Пока мы обменивались более или менее любезными репликами, Бруно держался в стороне, выстукивая по краю стола воображаемую мелодию.
— Поехали кататься на лодке, — предложила Лила. — Собирается дождь. Может быть, будет буря, молнии… Происшествие!
Она подняла глаза к небу, но над нами, как это случается слишком часто, был только потолок.

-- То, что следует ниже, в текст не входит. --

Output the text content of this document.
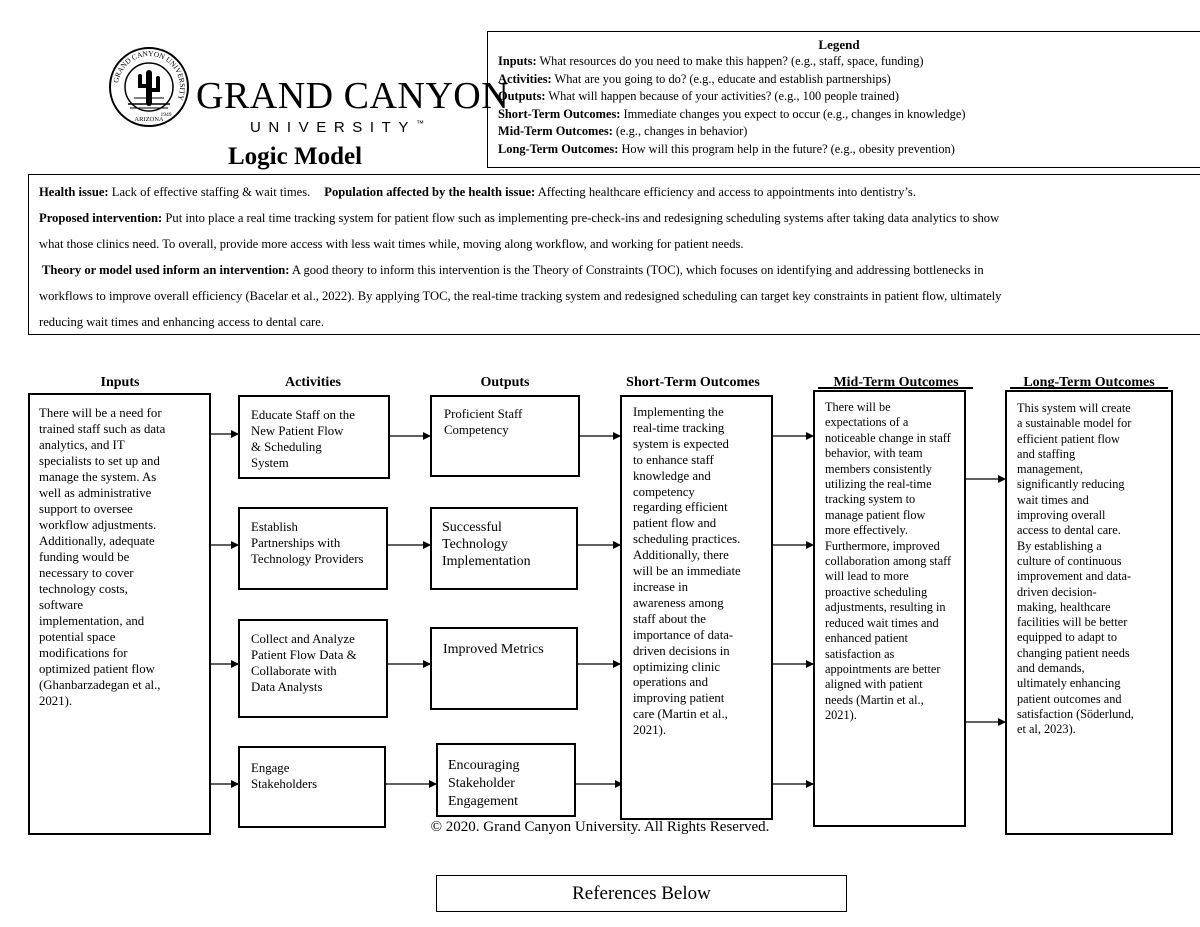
GRAND CANYON UNIVERSITY
ARIZONA
1949 GRAND CANYON
UNIVERSITY™
Logic Model
Legend
Inputs: What resources do you need to make this happen? (e.g., staff, space, funding)
Activities: What are you going to do? (e.g., educate and establish partnerships)
Outputs: What will happen because of your activities? (e.g., 100 people trained)
Short-Term Outcomes: Immediate changes you expect to occur (e.g., changes in knowledge)
Mid-Term Outcomes: (e.g., changes in behavior)
Long-Term Outcomes: How will this program help in the future? (e.g., obesity prevention)

Health issue: Lack of effective staffing & wait times. Population affected by the health issue: Affecting healthcare efficiency and access to appointments into dentistry’s.

Proposed intervention: Put into place a real time tracking system for patient flow such as implementing pre-check-ins and redesigning scheduling systems after taking data analytics to show

what those clinics need. To overall, provide more access with less wait times while, moving along workflow, and working for patient needs.

Theory or model used inform an intervention: A good theory to inform this intervention is the Theory of Constraints (TOC), which focuses on identifying and addressing bottlenecks in

workflows to improve overall efficiency (Bacelar et al., 2022). By applying TOC, the real-time tracking system and redesigned scheduling can target key constraints in patient flow, ultimately

reducing wait times and enhancing access to dental care.

Inputs	Activities	Outputs	Short-Term Outcomes	Mid-Term Outcomes	Long-Term Outcomes
There will be a need for
trained staff such as data
analytics, and IT
specialists to set up and
manage the system. As
well as administrative
support to oversee
workflow adjustments.
Additionally, adequate
funding would be
necessary to cover
technology costs,
software
implementation, and
potential space
modifications for
optimized patient flow
(Ghanbarzadegan et al.,
2021).
Educate Staff on the
New Patient Flow
& Scheduling
System
Establish
Partnerships with
Technology Providers
Collect and Analyze
Patient Flow Data &
Collaborate with
Data Analysts
Engage
Stakeholders
Proficient Staff
Competency
Successful
Technology
Implementation
Improved Metrics
Encouraging
Stakeholder
Engagement
Implementing the
real-time tracking
system is expected
to enhance staff
knowledge and
competency
regarding efficient
patient flow and
scheduling practices.
Additionally, there
will be an immediate
increase in
awareness among
staff about the
importance of data-
driven decisions in
optimizing clinic
operations and
improving patient
care (Martin et al.,
2021).
There will be
expectations of a
noticeable change in staff
behavior, with team
members consistently
utilizing the real-time
tracking system to
manage patient flow
more effectively.
Furthermore, improved
collaboration among staff
will lead to more
proactive scheduling
adjustments, resulting in
reduced wait times and
enhanced patient
satisfaction as
appointments are better
aligned with patient
needs (Martin et al.,
2021).
This system will create
a sustainable model for
efficient patient flow
and staffing
management,
significantly reducing
wait times and
improving overall
access to dental care.
By establishing a
culture of continuous
improvement and data-
driven decision-
making, healthcare
facilities will be better
equipped to adapt to
changing patient needs
and demands,
ultimately enhancing
patient outcomes and
satisfaction (Söderlund,
et al, 2023).
© 2020. Grand Canyon University. All Rights Reserved.
References Below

— О Боже, — воскликнула она, — пошли нам хорошую грозу или вулкан, если это в Твоей власти, чтобы положить конец этой нормандской безмятежности!
Тад мягко взял её под руку:
— Сестричка, хотя в мире достаточно вулканов с экзотическими названиями, пламя, которое зреет в Европе, гораздо опаснее, и его порождают не недра земли, а люди!
Когда мы дошли до пруда, упало несколько капель дождя. Пруд был творением известного английского пейзажиста Сандерса, создавшего в Европе бесчисленные цветочные апофеозы. Отец Лилы потратил миллионы на украшение поместья в надежде продать его в пять-шесть раз дороже какому-нибудь ослеплённому нуворишу. Броницкие постоянно находились на грани «окончательной» финансовой катастрофы, как говорил не без некоторой надежды Тад; пышность их образа жизни скрывала кризисы и почти безвыходные положения, которые можно замаскировать только внешними признаками богатства.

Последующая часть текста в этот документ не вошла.